Decreto sicurezza: il Piemonte dice no

Presentato il ricorso alla Corte Costituzionale contro la legge che modifica il sistema dell’accoglienza. Il Piemonte è la prima regione ad attivarsi

Il Piemonte è la prima Regione a presentare ricorso alla Corte costituzionale contro il Decreto sicurezza, convertito in legge lo scorso 27 novembre. Giovedì 31 gennaio il documento è stato spedito dall’ufficio postale del Tribunale di Torino dall’assessora ai Diritti e allimmigrazione, Monica Cerutti.

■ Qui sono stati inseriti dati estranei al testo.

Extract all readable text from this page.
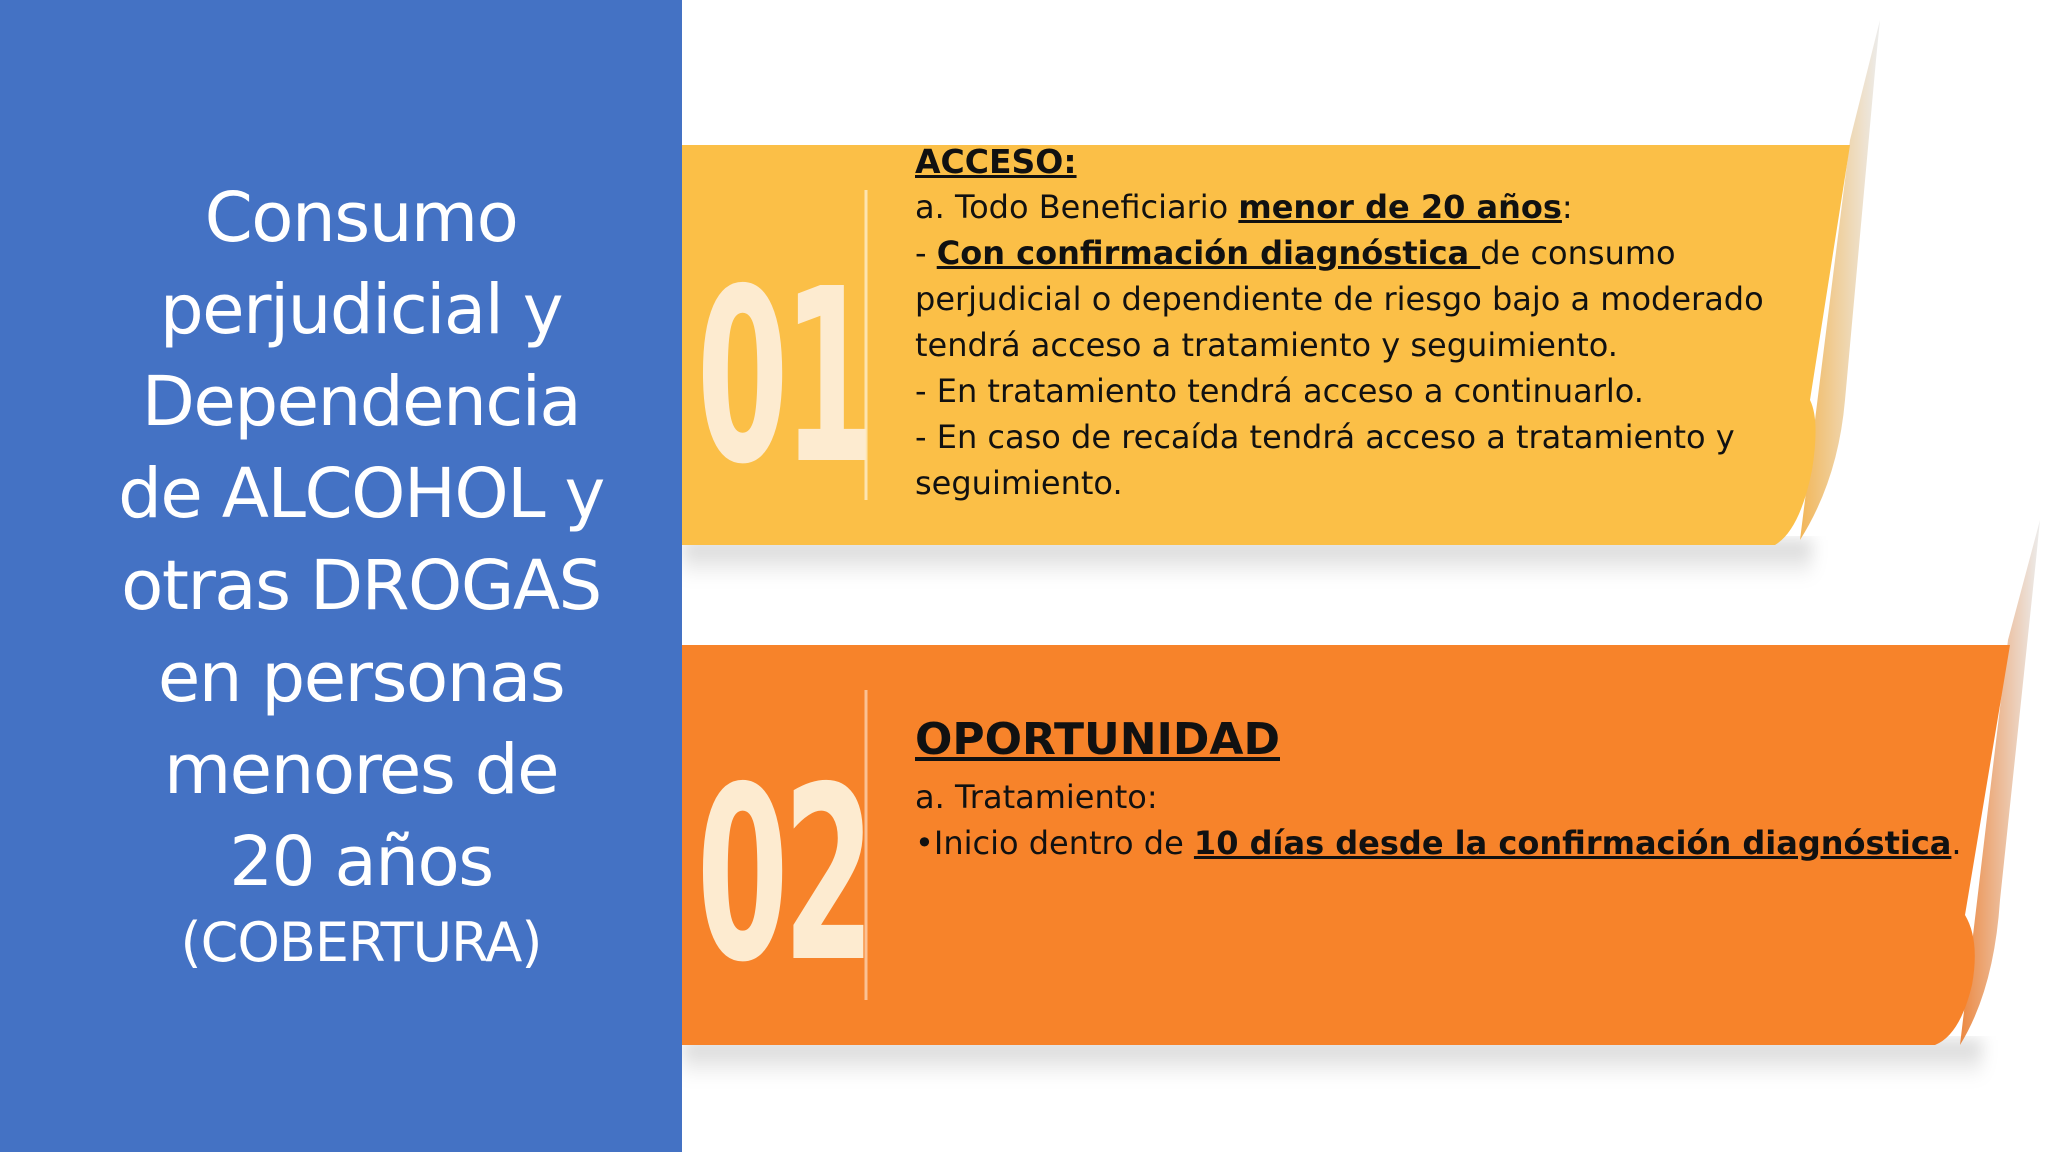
01
02
Consumo
perjudicial y
Dependencia
de ALCOHOL y
otras DROGAS
en personas
menores de
20 años
(COBERTURA)
ACCESO:
a. Todo Beneficiario menor de 20 años:
- Con confirmación diagnóstica de consumo
perjudicial o dependiente de riesgo bajo a moderado
tendrá acceso a tratamiento y seguimiento.
- En tratamiento tendrá acceso a continuarlo.
- En caso de recaída tendrá acceso a tratamiento y
seguimiento.
OPORTUNIDAD
a. Tratamiento:
•Inicio dentro de 10 días desde la confirmación diagnóstica.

Il testo del ricorso è stato redatto da Ugo Mattei, docente di diritto internazionale, insieme ad altri colleghi del Dipartimento di Scienze Giuridiche dell’Università di Torino e all’avvocato della Regione Giovanna Scollo, che ha predisposto la delibera di Giunta necessaria alla sua presentazione.

 

Secondo i ricorrenti, il testo di 96 pagine posto all’attenzione della Corte Costituzionale solleva diversi profili di incostituzionalità innanzitutto per la mancanza di requisiti di necessità d’urgenza e l’eccessiva oscurità nel testo sulla divisione di competenze tra Stato e Regione. Inoltre viene evidenziata un’invasione delle competenze regionali portata dalla negazione dello status di protezione umanitaria ai soggetti che ne erano titolari, interrompendo così processi di accoglienza e integrazione avviati dalla Regione a fronte di investimenti di entità non trascurabile. Un altro aspetto cruciale è rappresentato dall’estensione alle zone ospedaliere del cosiddetto Daspo urbano, una misura con cui un sindaco, in collaborazione con il prefetto, può multare e poi stabilire un divieto di accesso ad alcune aree della città. Infine viene contestata l’autorizzazione allo sgombero di occupazioni abitative anche nel caso che siano tollerate dal padrone di casa.

 

Come ha sottolineato Ugo Mattei, «al di là dei tecnicismi che caratterizzano un ricorso di questo tipo, il tema che sottende a tutti i profili da noi rilevati concerne un atteggiamento discriminatorio nei confronti dei nativi non italiani in chiara violazione degli articoli 2 e 3 della nostra Costituzione, che rappresenta di conseguenza un conflitto strutturale tra la politica adottata dal legislatore e i principi fondanti della Costituzione stessa». Non ci sono certezze sulle tempistiche di pronunciamento della corte, ma sull’ammissibilità del ricorso Mattei non nasconde l’ottimismo. «Nella giurisprudenza costituzionale, a differenza di quella ordinaria, il precedente ha un peso non indifferente. Da questo punto di vista, poiché il ricorso va inquadrato nel contesto dell’impatto della normativa nazionale sulla Regione, a partire dal 2012 la Corte ha dimostrato una certa apertura che ci lascia ben sperare».

 

Gli scenari che si profilano in conseguenza al pronunciamento della corte possono variare a seconda dell’accoglimento dei diversi aspetti presentati nel ricorso: nel caso venissero accolti i profili riguardanti la violazione degli articoli 2 e 3 della Costituzione e la mancanza di chiarezza nelle relazioni tra Stato e Regione ci sarebbe un’abrogazione totale del decreto e quindi della legge. Nel caso invece venissero accolti soltanto i profili più tecnici si arriverebbe a una modifica dei punti in questione senza che la legge venga totalmente rigettata.

 

Sulla questione è intervenuta anche l’assessora Cerutti, che ancora una volta ha sottolineato come «questa legge rappresenti un danno per tutti, non soltanto per gli stranieri. Il fatto, per esempio, di impedire l’accesso a servizi fondamentali come quello sanitario non può non avere conseguenze rilevanti per l’intera popolazione. Inoltre viene vanificato un lungo lavoro di integrazione su cui la nostra regione ha investito risorse ed energie, nella convinzione che la migrazione rappresenti una necessità per il tessuto economico dei nostri territori». 

 

In attesa di una decisione da parte della Corte Costituzionale, la Regione Piemonte si impegnerà da un lato a monitorare la situazione per comprendere l’impatto della legge sui territori, dall’altro a sensibilizzare i cittadini circa le conseguenze negative che già presentano risvolti preoccupanti. «La manifestazione di sabato scorso (L’Italia che resiste, ndr) dimostra che, a dispetto di un preoccupante clima di intolleranza che purtroppo stiamo vivendo, c’è anche una parte che crede nella bontà dei percorsi che abbiamo avviato negli anni e si oppone a questa legge discriminatoria e agli effetti negativi che vanno a ricadere su tutta la popolazione. Sta a chi, come noi, è convinto delle proprie idee convincere coloro che ancora non hanno una posizione definita sul tema a schierarsi per una società più giusta».